Step 3: Upload and Load PDF Documents
from llama_index.core import VectorStoreIndex
from llama_index.core.readers import SimpleDirectoryReader
from google.colab import files
uploaded = files.upload()
pdf_files = ["PDF1.pdf", "PDF2.pdf"]
docs = SimpleDirectoryReader(input_files=pdf_files).load_data()
index = VectorStoreIndex.from_documents(docs)

- Let's us upload PDFs.
- Reads and loads them into memory.
- Creates a vector index for semantic search.
Step 4: Prepare the Query Tool
from llama_index.core.tools import QueryEngineTool, ToolMetadata
ai_engine = index.as_query_engine(similarity_top_k=3)
query_tool = QueryEngineTool(
query_engine=ai_engine,
metadata=ToolMetadata(
name="ai_pdfs",
description="Answers questions based on the uploaded AI PDF documents."
),
)
tool = query_tool.to_langchain_tool()
- Converts our vector index into a search tool.
- Sets metadata for easier identification.
- Makes it Langchain-compatible so it can be used by agents.
Step 5: Add Web Search Tool
from langchain_community.tools import DuckDuckGoSearchRun
search_tool = DuckDuckGoSearchRun()
tools = [tool, search_tool]
- Adds DuckDuckGoSearch as a secondary tool.
- Allows the agent to search the web for fresh information.
- Combines both PDF search and web search in a single list of tools.
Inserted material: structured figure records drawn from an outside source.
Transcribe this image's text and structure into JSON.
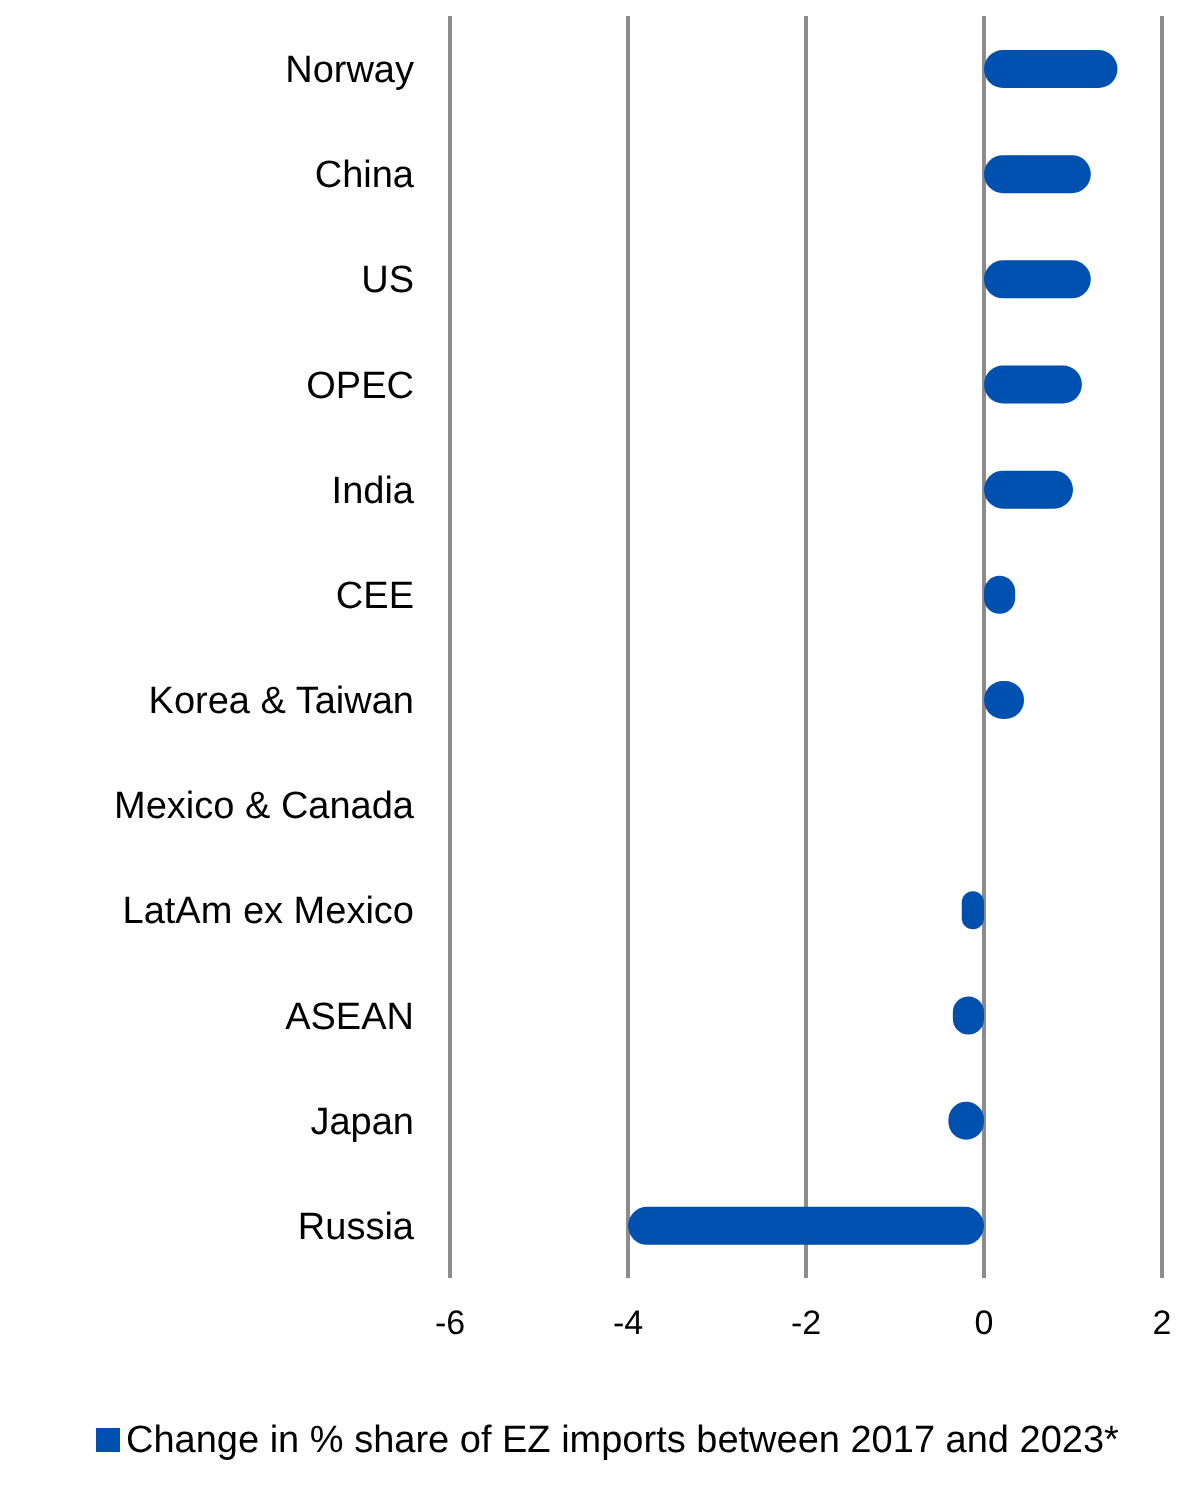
{
  "chart_data": {
    "type": "bar",
    "orientation": "horizontal",
    "categories": [
      "Norway",
      "China",
      "US",
      "OPEC",
      "India",
      "CEE",
      "Korea & Taiwan",
      "Mexico & Canada",
      "LatAm ex Mexico",
      "ASEAN",
      "Japan",
      "Russia"
    ],
    "series": [
      {
        "name": "Change in % share of EZ imports between 2017 and 2023*",
        "color": "#0050b0",
        "values": [
          1.5,
          1.2,
          1.2,
          1.1,
          1.0,
          0.35,
          0.45,
          0,
          -0.25,
          -0.35,
          -0.4,
          -4.0
        ]
      }
    ],
    "xlim": [
      -6,
      2
    ],
    "xticks": [
      -6,
      -4,
      -2,
      0,
      2
    ],
    "grid": "x",
    "legend": "bottom"
  }
}
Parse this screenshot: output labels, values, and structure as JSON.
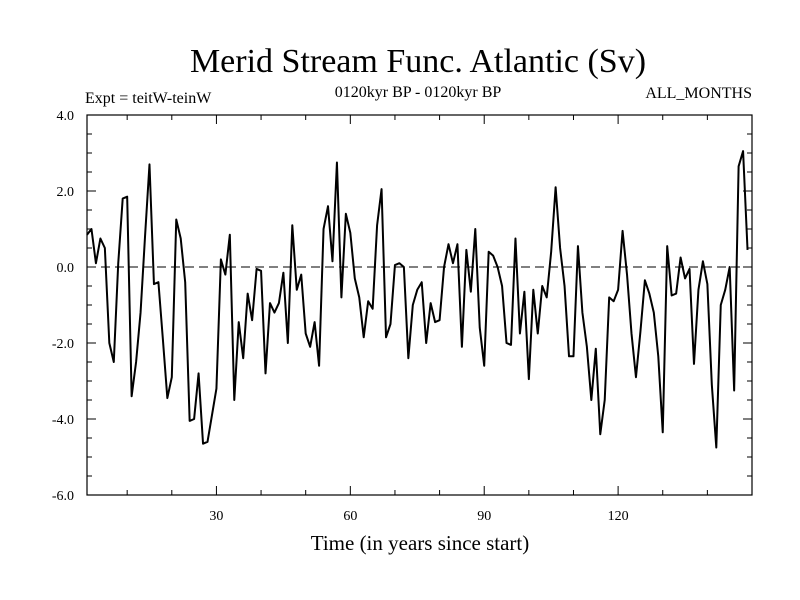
{
  "chart_data": {
    "type": "line",
    "title": "Merid Stream Func. Atlantic (Sv)",
    "subtitle_left": "Expt = teitW-teinW",
    "subtitle_center": "0120kyr BP - 0120kyr BP",
    "subtitle_right": "ALL_MONTHS",
    "xlabel": "Time (in years since start)",
    "ylabel": "",
    "xlim": [
      1,
      150
    ],
    "ylim": [
      -6.0,
      4.0
    ],
    "x_ticks": [
      30,
      60,
      90,
      120
    ],
    "x_tick_labels": [
      "30",
      "60",
      "90",
      "120"
    ],
    "y_ticks": [
      -6.0,
      -4.0,
      -2.0,
      0.0,
      2.0,
      4.0
    ],
    "y_tick_labels": [
      "-6.0",
      "-4.0",
      "-2.0",
      "0.0",
      "2.0",
      "4.0"
    ],
    "reference_line": 0.0,
    "series": [
      {
        "name": "Merid Stream Func. Atlantic",
        "color": "#000000",
        "x_start": 1,
        "x_step": 1,
        "values": [
          0.85,
          1.0,
          0.1,
          0.75,
          0.5,
          -2.0,
          -2.5,
          0.1,
          1.8,
          1.85,
          -3.4,
          -2.5,
          -1.2,
          0.8,
          2.7,
          -0.45,
          -0.4,
          -1.9,
          -3.45,
          -2.9,
          1.25,
          0.75,
          -0.4,
          -4.05,
          -4.0,
          -2.8,
          -4.65,
          -4.6,
          -3.9,
          -3.2,
          0.2,
          -0.2,
          0.85,
          -3.5,
          -1.45,
          -2.4,
          -0.7,
          -1.4,
          -0.05,
          -0.1,
          -2.8,
          -0.95,
          -1.2,
          -0.95,
          -0.15,
          -2.0,
          1.1,
          -0.6,
          -0.2,
          -1.75,
          -2.1,
          -1.45,
          -2.6,
          1.0,
          1.6,
          0.15,
          2.75,
          -0.8,
          1.4,
          0.9,
          -0.3,
          -0.8,
          -1.85,
          -0.9,
          -1.1,
          1.1,
          2.05,
          -1.85,
          -1.5,
          0.05,
          0.1,
          0.0,
          -2.4,
          -1.0,
          -0.6,
          -0.4,
          -2.0,
          -0.95,
          -1.45,
          -1.4,
          0.0,
          0.6,
          0.1,
          0.6,
          -2.1,
          0.45,
          -0.65,
          1.0,
          -1.6,
          -2.6,
          0.4,
          0.3,
          0.0,
          -0.5,
          -2.0,
          -2.05,
          0.75,
          -1.75,
          -0.65,
          -2.95,
          -0.6,
          -1.75,
          -0.5,
          -0.8,
          0.4,
          2.1,
          0.5,
          -0.5,
          -2.35,
          -2.35,
          0.55,
          -1.2,
          -2.1,
          -3.5,
          -2.15,
          -4.4,
          -3.5,
          -0.8,
          -0.9,
          -0.6,
          0.95,
          -0.2,
          -1.75,
          -2.9,
          -1.7,
          -0.35,
          -0.7,
          -1.2,
          -2.35,
          -4.35,
          0.55,
          -0.75,
          -0.7,
          0.25,
          -0.3,
          -0.05,
          -2.55,
          -0.6,
          0.15,
          -0.45,
          -3.1,
          -4.75,
          -1.0,
          -0.6,
          0.0,
          -3.25,
          2.65,
          3.05,
          0.45
        ]
      }
    ]
  }
}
Step 6: Build Langchain Agent
from langchain_google_genai import ChatGoogleGenerativeAI
from langchain.agents.tool_calling_agent.base import create_tool_calling_agent
from langchain.prompts import ChatPromptTemplate
from langchain.agents import AgentExecutor
system_context = "You are an AI expert. Answer questions using the uploaded AI-related PDFs or the web."
prompt = ChatPromptTemplate.from_messages([
("system", system_context),
("placeholder", "{chat_history}"),
("human", "{input}"),
("placeholder", "{agent_scratchpad}"),
])
llm_agent = ChatGoogleGenerativeAI(model="gemini-1.5-flash")
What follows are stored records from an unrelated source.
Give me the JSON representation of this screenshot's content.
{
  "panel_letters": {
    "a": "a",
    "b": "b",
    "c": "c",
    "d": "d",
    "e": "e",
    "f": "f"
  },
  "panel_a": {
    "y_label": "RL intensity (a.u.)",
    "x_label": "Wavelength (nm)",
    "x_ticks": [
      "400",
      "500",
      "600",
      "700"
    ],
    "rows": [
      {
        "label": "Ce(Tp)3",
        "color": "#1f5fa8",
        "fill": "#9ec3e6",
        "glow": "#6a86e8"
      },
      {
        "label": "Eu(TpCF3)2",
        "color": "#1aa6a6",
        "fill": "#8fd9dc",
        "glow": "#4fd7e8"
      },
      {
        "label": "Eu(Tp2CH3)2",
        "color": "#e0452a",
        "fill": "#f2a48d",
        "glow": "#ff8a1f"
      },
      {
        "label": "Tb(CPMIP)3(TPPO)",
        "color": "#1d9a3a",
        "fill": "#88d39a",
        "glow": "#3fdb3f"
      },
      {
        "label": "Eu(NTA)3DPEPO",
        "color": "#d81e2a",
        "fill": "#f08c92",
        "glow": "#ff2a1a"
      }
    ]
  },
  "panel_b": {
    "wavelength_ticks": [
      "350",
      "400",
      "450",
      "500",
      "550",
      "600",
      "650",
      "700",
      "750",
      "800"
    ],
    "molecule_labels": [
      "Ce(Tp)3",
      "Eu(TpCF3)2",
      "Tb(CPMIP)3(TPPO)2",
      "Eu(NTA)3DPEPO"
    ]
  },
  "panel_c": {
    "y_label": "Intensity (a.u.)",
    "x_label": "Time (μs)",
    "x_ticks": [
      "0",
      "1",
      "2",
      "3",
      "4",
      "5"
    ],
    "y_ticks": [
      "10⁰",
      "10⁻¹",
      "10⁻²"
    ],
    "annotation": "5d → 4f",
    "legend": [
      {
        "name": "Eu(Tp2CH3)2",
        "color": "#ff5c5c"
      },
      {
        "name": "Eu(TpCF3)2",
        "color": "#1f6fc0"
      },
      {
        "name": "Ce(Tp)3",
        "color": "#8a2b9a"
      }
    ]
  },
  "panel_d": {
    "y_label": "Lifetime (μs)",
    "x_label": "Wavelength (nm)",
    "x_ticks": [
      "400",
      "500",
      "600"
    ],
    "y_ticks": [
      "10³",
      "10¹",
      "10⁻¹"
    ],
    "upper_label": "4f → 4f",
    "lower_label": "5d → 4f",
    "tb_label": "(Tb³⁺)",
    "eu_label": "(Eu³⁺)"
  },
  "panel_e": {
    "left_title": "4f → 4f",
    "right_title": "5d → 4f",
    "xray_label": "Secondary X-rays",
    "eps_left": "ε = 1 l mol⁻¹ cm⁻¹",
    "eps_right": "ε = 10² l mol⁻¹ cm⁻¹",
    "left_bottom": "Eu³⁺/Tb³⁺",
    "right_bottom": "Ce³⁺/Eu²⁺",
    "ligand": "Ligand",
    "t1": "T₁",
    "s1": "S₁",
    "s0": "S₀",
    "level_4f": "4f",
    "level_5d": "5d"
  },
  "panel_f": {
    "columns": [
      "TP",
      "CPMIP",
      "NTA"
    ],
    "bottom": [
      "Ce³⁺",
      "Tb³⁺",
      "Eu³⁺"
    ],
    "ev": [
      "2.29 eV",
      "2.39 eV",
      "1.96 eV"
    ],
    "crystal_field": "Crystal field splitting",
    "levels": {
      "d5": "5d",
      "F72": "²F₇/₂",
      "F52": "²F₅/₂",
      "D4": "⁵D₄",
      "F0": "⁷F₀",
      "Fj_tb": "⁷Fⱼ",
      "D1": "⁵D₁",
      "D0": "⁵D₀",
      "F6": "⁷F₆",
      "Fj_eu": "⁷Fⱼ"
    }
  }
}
agent = create_tool_calling_agent(llm_agent, tools, prompt)
agent_executor = AgentExecutor(
agent=agent, tools=tools, verbose=True, return_intermediate_steps=True)
- Defines the agent's role and instructions.
- Uses a Gemini LLM inside Langchain.
- Connects the agent with both tools: PDF search and web search.
- Wraps everything in an agent executor that can run queries.
Step 7: Interactive Querying and Summarization
question = "What are the main contributions of these AI papers?"
response = agent_executor.invoke({"input": question})
print(response['output'])
summary = ai_engine.query("Can you summarize the first uploaded AI document?")
print(summary)

- Runs a direct query to the document engine.
- Retrieves a summary of document.
Real-World Application
- Research Assistants: AI that can read, summarize and compare reports, research papers or industry standards.
- Financial & Legal Insights: Extract key facts from reports or legal documents and combine them with real-time web news.
- Enterprise Knowledge Search: Chat-based tools to explore internal documents, using smart agents and retrieval.
- Healthcare Q&A: Answer complex medical questions using both stored medical texts and up-to-date guidelines from the web.
- Customer Support Automation: Build AI assistants that can pull answers from product manuals, FAQs, support tickets and even search the web, giving users accurate, context-aware responses instantly.